Cash-strapped small firms may get slice of the patent box action
Published 07/11/2015 | 02:30
Small and medium-sized businesses that don't have the resources to patent intellectual property may still be able to benefit from the Knowledge Development Box (KDP) under plans being considered by the Government.
The Department of Finance is looking at allowing SMEs with patentable assets, but without the resources to get them patented, to tap into the new tax break scheme announced in the Budget.
In the Budget, Finance Minister Michael Noonan confirmed the KDB would have a corporate tax rate of 6.25pc - half the headline rate of 12.5pc - for companies that derive their profits from patents. It will take effect from January.
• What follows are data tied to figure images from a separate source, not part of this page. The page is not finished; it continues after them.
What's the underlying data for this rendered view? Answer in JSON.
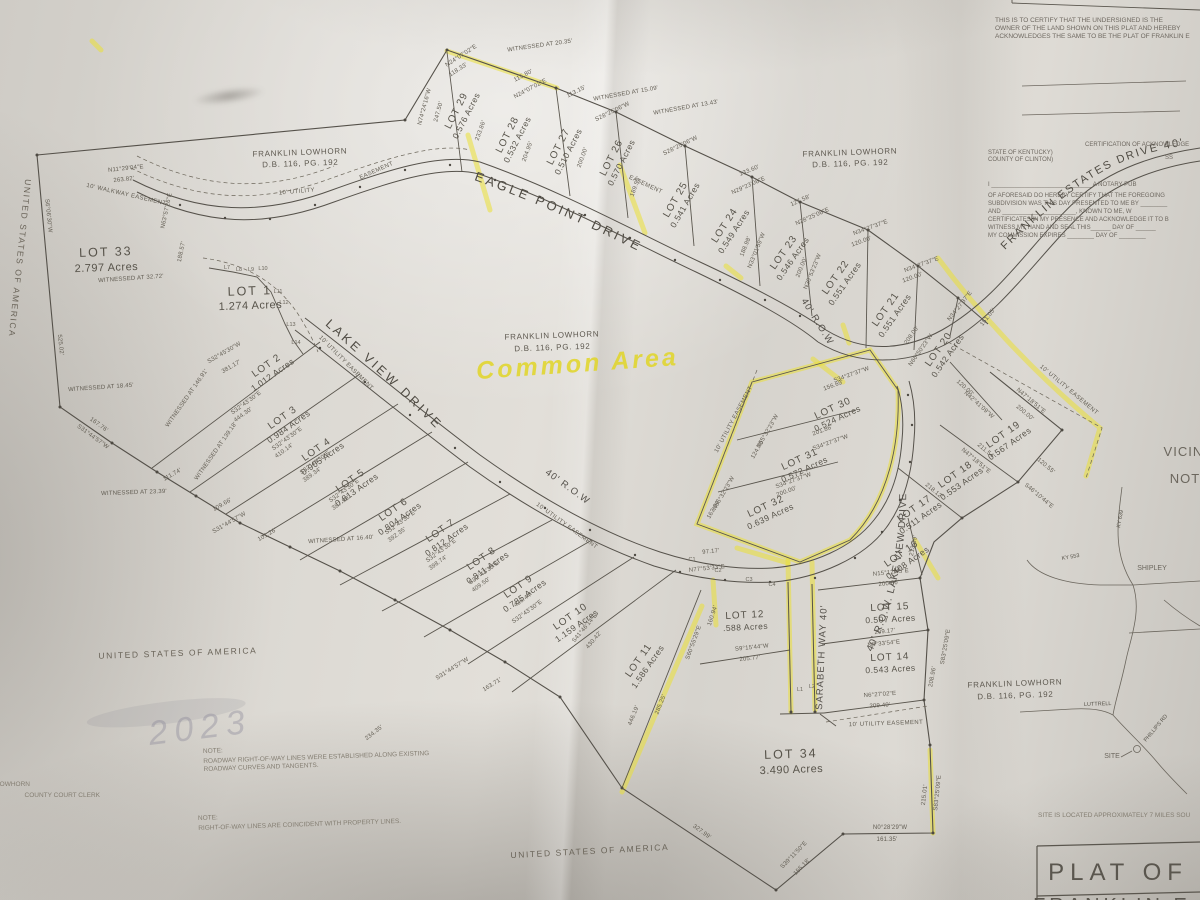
{
  "doc": {
    "certify_lines": [
      "THIS IS TO CERTIFY THAT THE UNDERSIGNED IS THE",
      "OWNER OF THE LAND SHOWN ON THIS PLAT AND HEREBY",
      "ACKNOWLEDGES THE SAME TO BE THE PLAT OF FRANKLIN E"
    ],
    "ack": {
      "heading": "CERTIFICATION OF ACKNOWLEDGE",
      "state": "STATE OF KENTUCKY)",
      "county": "COUNTY OF CLINTON)",
      "ss": "SS",
      "lines": [
        "I ______________________________ A NOTARY PUB",
        "OF AFORESAID DO HEREBY CERTIFY THAT THE FOREGOING",
        "SUBDIVISION WAS THIS DAY PRESENTED TO ME BY ________",
        "AND ______________________, KNOWN TO ME, W",
        "CERTIFICATES IN MY PRESENCE AND ACKNOWLEDGE IT TO B",
        "WITNESS MY HAND AND SEAL THIS______ DAY OF ______",
        "MY COMMISSION EXPIRES ________ DAY OF ________"
      ]
    },
    "notes": {
      "n1t": "NOTE:",
      "n1a": "ROADWAY RIGHT-OF-WAY LINES WERE ESTABLISHED ALONG EXISTING",
      "n1b": "ROADWAY CURVES AND TANGENTS.",
      "n2t": "NOTE:",
      "n2a": "RIGHT-OF-WAY LINES ARE COINCIDENT WITH PROPERTY LINES."
    },
    "site_note": "SITE IS LOCATED APPROXIMATELY 7 MILES SOU",
    "title_block": {
      "l1": "PLAT OF",
      "l2": "FRANKLIN E"
    },
    "clerk": {
      "l1": "LOWHORN",
      "l2": "COUNTY COURT CLERK"
    },
    "stamp": "2023"
  },
  "owners": {
    "name": "FRANKLIN LOWHORN",
    "deed": "D.B. 116, PG. 192",
    "usa": "UNITED STATES OF AMERICA"
  },
  "roads": {
    "eagle": "EAGLE POINT DRIVE",
    "lake": "LAKE VIEW DRIVE",
    "lake_row": "40' R.O.W.  LAKE VIEW DRIVE",
    "franklin": "FRANKLIN ESTATES DRIVE 40'",
    "sarabeth": "SARABETH WAY 40'",
    "row": "40' R.O.W"
  },
  "ease": [
    "10' UTILITY",
    "EASEMENT",
    "EASEMENT",
    "10' UTILITY EASEMENT",
    "10' UTILITY EASEMENT",
    "10' UTILITY EASEMENT",
    "10' UTILITY EASEMENT",
    "10' UTILITY EASEMENT",
    "10' WALKWAY EASEMENT"
  ],
  "hl": {
    "note": "Common Area"
  },
  "lots": [
    {
      "n": "LOT 1",
      "a": "1.274  Acres"
    },
    {
      "n": "LOT 2",
      "a": "1.012  Acres"
    },
    {
      "n": "LOT 3",
      "a": "0.984  Acres"
    },
    {
      "n": "LOT 4",
      "a": "0.905  Acres"
    },
    {
      "n": "LOT 5",
      "a": "0.813  Acres"
    },
    {
      "n": "LOT 6",
      "a": "0.804  Acres"
    },
    {
      "n": "LOT 7",
      "a": "0.812  Acres"
    },
    {
      "n": "LOT 8",
      "a": "0.811  Acres"
    },
    {
      "n": "LOT 9",
      "a": "0.785  Acres"
    },
    {
      "n": "LOT 10",
      "a": "1.159  Acres"
    },
    {
      "n": "LOT 11",
      "a": "1.586  Acres"
    },
    {
      "n": "LOT 12",
      "a": ".588  Acres"
    },
    {
      "n": "LOT 14",
      "a": "0.543  Acres"
    },
    {
      "n": "LOT 15",
      "a": "0.507  Acres"
    },
    {
      "n": "LOT 16",
      "a": "0.408  Acres"
    },
    {
      "n": "LOT 17",
      "a": "0.511  Acres"
    },
    {
      "n": "LOT 18",
      "a": "0.553  Acres"
    },
    {
      "n": "LOT 19",
      "a": "0.567  Acres"
    },
    {
      "n": "LOT 20",
      "a": "0.542  Acres"
    },
    {
      "n": "LOT 21",
      "a": "0.551  Acres"
    },
    {
      "n": "LOT 22",
      "a": "0.551  Acres"
    },
    {
      "n": "LOT 23",
      "a": "0.546  Acres"
    },
    {
      "n": "LOT 24",
      "a": "0.549  Acres"
    },
    {
      "n": "LOT 25",
      "a": "0.541  Acres"
    },
    {
      "n": "LOT 26",
      "a": "0.570  Acres"
    },
    {
      "n": "LOT 27",
      "a": "0.510  Acres"
    },
    {
      "n": "LOT 28",
      "a": "0.532  Acres"
    },
    {
      "n": "LOT 29",
      "a": "0.576  Acres"
    },
    {
      "n": "LOT 30",
      "a": "0.524  Acres"
    },
    {
      "n": "LOT 31",
      "a": "0.572  Acres"
    },
    {
      "n": "LOT 32",
      "a": "0.639  Acres"
    },
    {
      "n": "LOT 33",
      "a": "2.797  Acres"
    },
    {
      "n": "LOT 34",
      "a": "3.490  Acres"
    }
  ],
  "b": [
    "WITNESSED AT 20.35'",
    "N24°07'02\"E",
    "118.33'",
    "115.80'",
    "N24°07'02\"E",
    "113.15'",
    "WITNESSED AT 15.09'",
    "WITNESSED AT 13.43'",
    "S28°25'06\"W",
    "S28°25'06\"W",
    "133.60'",
    "N29°23'06\"E",
    "127.58'",
    "N28°25'06\"E",
    "N34°27'37\"E",
    "120.00'",
    "N34°27'37\"E",
    "120.00'",
    "N34°27'37\"E",
    "151.05'",
    "N74°24'16\"W",
    "247.50'",
    "233.86'",
    "204.95'",
    "200.00'",
    "189.55'",
    "188.98'",
    "N33°01'59\"W",
    "200.00'",
    "N30°53'23\"W",
    "N11°29'04\"E",
    "263.82'",
    "S6°06'30\"W",
    "525.02'",
    "WITNESSED AT 32.72'",
    "N63°57'26\"E",
    "188.57'",
    "WITNESSED AT 18.45'",
    "167.76'",
    "S31°44'57\"W",
    "WITNESSED AT 23.39'",
    "111.74'",
    "109.66'",
    "S31°44'57\"W",
    "101.26'",
    "S32°45'30\"W",
    "381.17'",
    "WITNESSED AT 146.91'",
    "S32°43'30\"E",
    "444.30'",
    "WITNESSED AT 139.18'",
    "S32°43'30\"E",
    "410.14'",
    "S32°43'30\"E",
    "389.34'",
    "S32°43'30\"E",
    "387.90'",
    "WITNESSED AT 16.40'",
    "S32°43'30\"E",
    "392.35'",
    "S32°43'30\"E",
    "398.74'",
    "S32°43'30\"E",
    "409.50'",
    "436.44'",
    "S32°43'30\"E",
    "S41°46'14\"E",
    "430.42'",
    "S31°44'57\"W",
    "163.71'",
    "234.35'",
    "446.19'",
    "285.25'",
    "S60°55'29\"E",
    "160.94'",
    "S9°15'44\"W",
    "205.77'",
    "327.99'",
    "S39°11'50\"E",
    "155.18'",
    "N0°28'29\"W",
    "161.35'",
    "215.01'",
    "S83°25'09\"E",
    "N15°12'45\"E",
    "200.00'",
    "209.17'",
    "N8°33'54\"E",
    "N6°27'02\"E",
    "209.40'",
    "S83°25'09\"E",
    "208.96'",
    "213.39'",
    "97.17'",
    "N77°53'33\"E",
    "N55°32'23\"W",
    "124.70'",
    "N55°32'23\"W",
    "163.94'",
    "S34°27'37\"W",
    "156.69'",
    "201.86'",
    "S34°27'37\"W",
    "S34°27'37\"W",
    "200.00'",
    "120.00'",
    "N42°41'09\"W",
    "N47°18'51\"E",
    "200.00'",
    "211.54'",
    "N47°18'51\"E",
    "120.55'",
    "S46°10'44\"E",
    "218.12'",
    "208.00'",
    "N66°50'23\"W"
  ],
  "t": [
    "L7",
    "L8",
    "L9",
    "L10",
    "L11",
    "L12",
    "L13",
    "L14",
    "L1",
    "L2",
    "C1",
    "C2",
    "C3",
    "C4"
  ],
  "vic": {
    "t1": "VICINITY",
    "t2": "NOT",
    "shipley": "SHIPLEY",
    "site": "SITE",
    "phillips": "PHILLIPS RD",
    "luttrell": "LUTTRELL",
    "ky1": "KY 639",
    "ky2": "KY 553"
  }
}
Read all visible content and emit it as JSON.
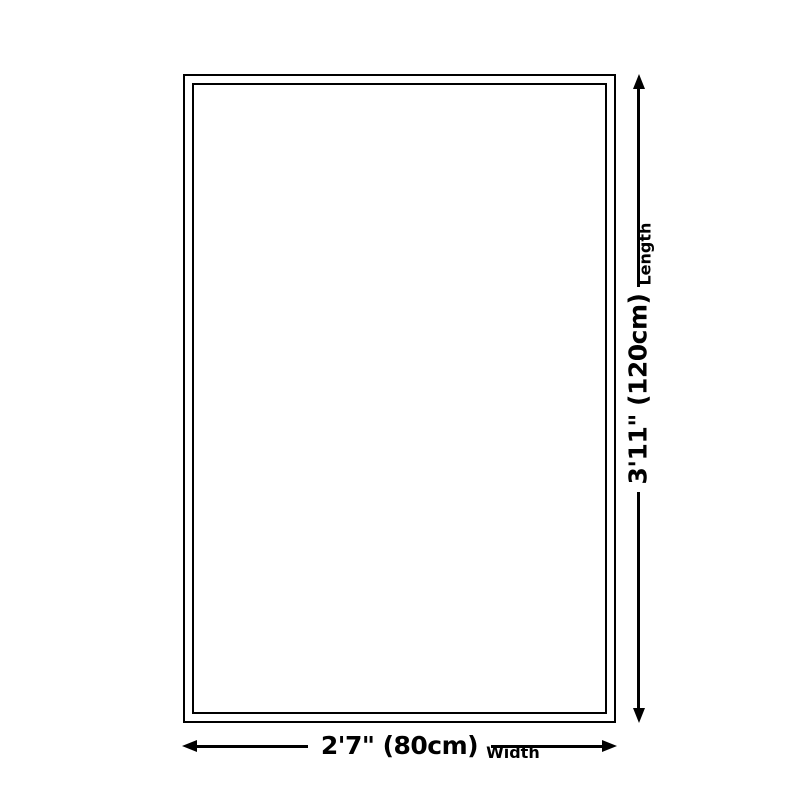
{
  "diagram": {
    "background_color": "#ffffff",
    "line_color": "#000000",
    "shape": "rectangle-double-border"
  },
  "dimensions": {
    "length": {
      "value": "3'11\" (120cm)",
      "axis": "Length",
      "arrow_icon": "double-headed-vertical-arrow"
    },
    "width": {
      "value": "2'7\" (80cm)",
      "axis": "Width",
      "arrow_icon": "double-headed-horizontal-arrow"
    }
  }
}
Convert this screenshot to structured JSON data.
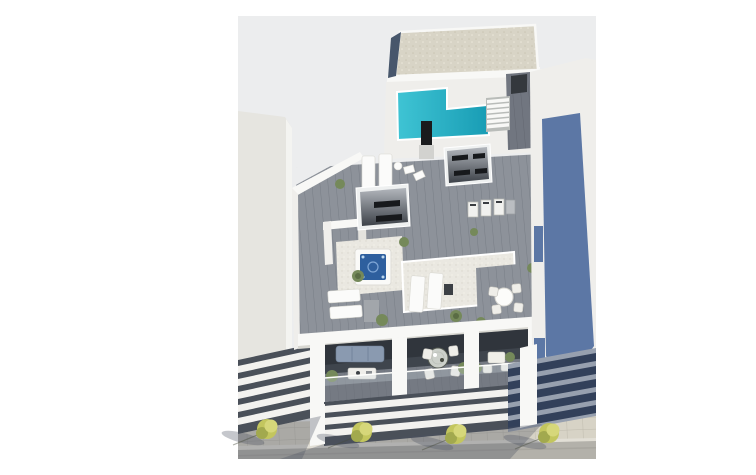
{
  "meta": {
    "description": "3D aerial architectural render of a modern apartment building penthouse level with rooftop pool, jacuzzi, terraces and street below",
    "width": 756,
    "height": 443
  },
  "colors": {
    "page_bg": "#ffffff",
    "render_bg": "#ecedee",
    "white_hi": "#f8f8f6",
    "white_mid": "#efeeeb",
    "neighbor_left": "#e6e5e0",
    "gravel": "#d8d4c6",
    "slate_edge": "#47566b",
    "pool": "#2db6c9",
    "pool_deep": "#1fa0b6",
    "deck": "#8d929a",
    "deck_dark": "#757a83",
    "tile_white": "#eae8e1",
    "dark_vent": "#17191c",
    "hot_tub": "#2e5f9e",
    "stair_wood": "#717680",
    "balcony_shade": "#3f454d",
    "louver_white": "#f3f2ef",
    "louver_gap": "#4a5059",
    "slate_wall": "#5c77a5",
    "slate_slat": "#32405a",
    "slate_band": "#97a0af",
    "sofa": "#8a9ab0",
    "plant": "#75895a",
    "plant_dark": "#5a6c44",
    "tree": "#c3c65e",
    "tree_hi": "#d6d77a",
    "tree_dark": "#a2a94e",
    "sidewalk": "#d7d3c6",
    "curb": "#e2dfd6",
    "road": "#b3b1aa",
    "shadow": "rgba(74,80,96,0.32)"
  },
  "scene": {
    "objects": [
      "gravel-roof",
      "rooftop-pool",
      "pool-shower",
      "exterior-staircase",
      "center-skylight",
      "right-skylight",
      "hot-tub",
      "sun-loungers",
      "rooftop-appliances",
      "dining-terrace-round-table",
      "potted-plants",
      "balcony-sofa",
      "balcony-coffee-table",
      "balcony-dining-set",
      "balcony-bistro-set",
      "facade-louvers",
      "neighbor-building-left",
      "neighbor-building-right-slate-wall",
      "sidewalk-pavers",
      "street-trees-x4",
      "road"
    ]
  }
}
The minister announced the KDB last year in the context of the phasing out, up to 2020, of the so-called Double Irish tax avoidance loophole used by multinationals.
Mr Noonan said it will be the first so-called patent box that will comply with new international rules ensuring that intellectual property is generated in the jurisdiction where the tax rate will be applied.
But in an attempt to allow smaller businesses avail of the scheme, an additional qualifying category has been introduced allowing for assets that are patentable, but not yet patented.
The Department of Finance said this will be available to companies with annual income from intellectual property that is less than €7.5m, and annual global turnover of €50m.
"This is to assist small and micro companies who may not patent IP due to cost or other factors," Mr Noonan said, in a letter to Jobs Minister Richard Bruton ahead of the Budget, and released to the Irish Independent under Freedom of Information.
To comply with international rules, however, this particular category of assets can only be included if a government agency, separate from the Revenue Commissioners, carries out a certification process.
Mr Noonan said the Patents Office is the only appropriate agency for this role.
In his response, two weeks before the Budget, Mr Bruton said that as standalone legislation, separate to the patents legislation, is likely to be needed to allow for certification of this category of assets, it is not likely to be drafted and passed by the Oireachtas before the New Year.
As to how it would work, Mr Bruton suggested that applications could be made to the Minister for Jobs, Enterprise and Innovation, and the Controller of Patents would be tasked with considering them. The Controller could refuse or grant a certificate, attesting to its novelty.
Mr Bruton said that if the criteria are met, the Controller will issue a certificate to the applicant that can be presented as qualifying evidence to the Revenue Commissioners.
The minister said that as the Patents Office is not in itself a search-and-examination authority, the work of establishing novelty will, as currently happens for the patents process, be outsourced to another patent searching authority.
"While the UK Intellectual Property Office currently carries out these searches for Irish long-term patent applications, the willingness of that Office to extend this service to include also applications of this nature will have to be explored and negotiated," Mr Bruton said.
Mr Noonan also speculated whether there was a need for a broader review of the patent system in Ireland, specifically around the examination of patents.
Mr Bruton warned that reintroducing a substantive search and examination function in the Patents Office would be "highly resource intensive and hence extremely costly".
He said the UK office has about 400 staff, with 300 assigned to patent examination.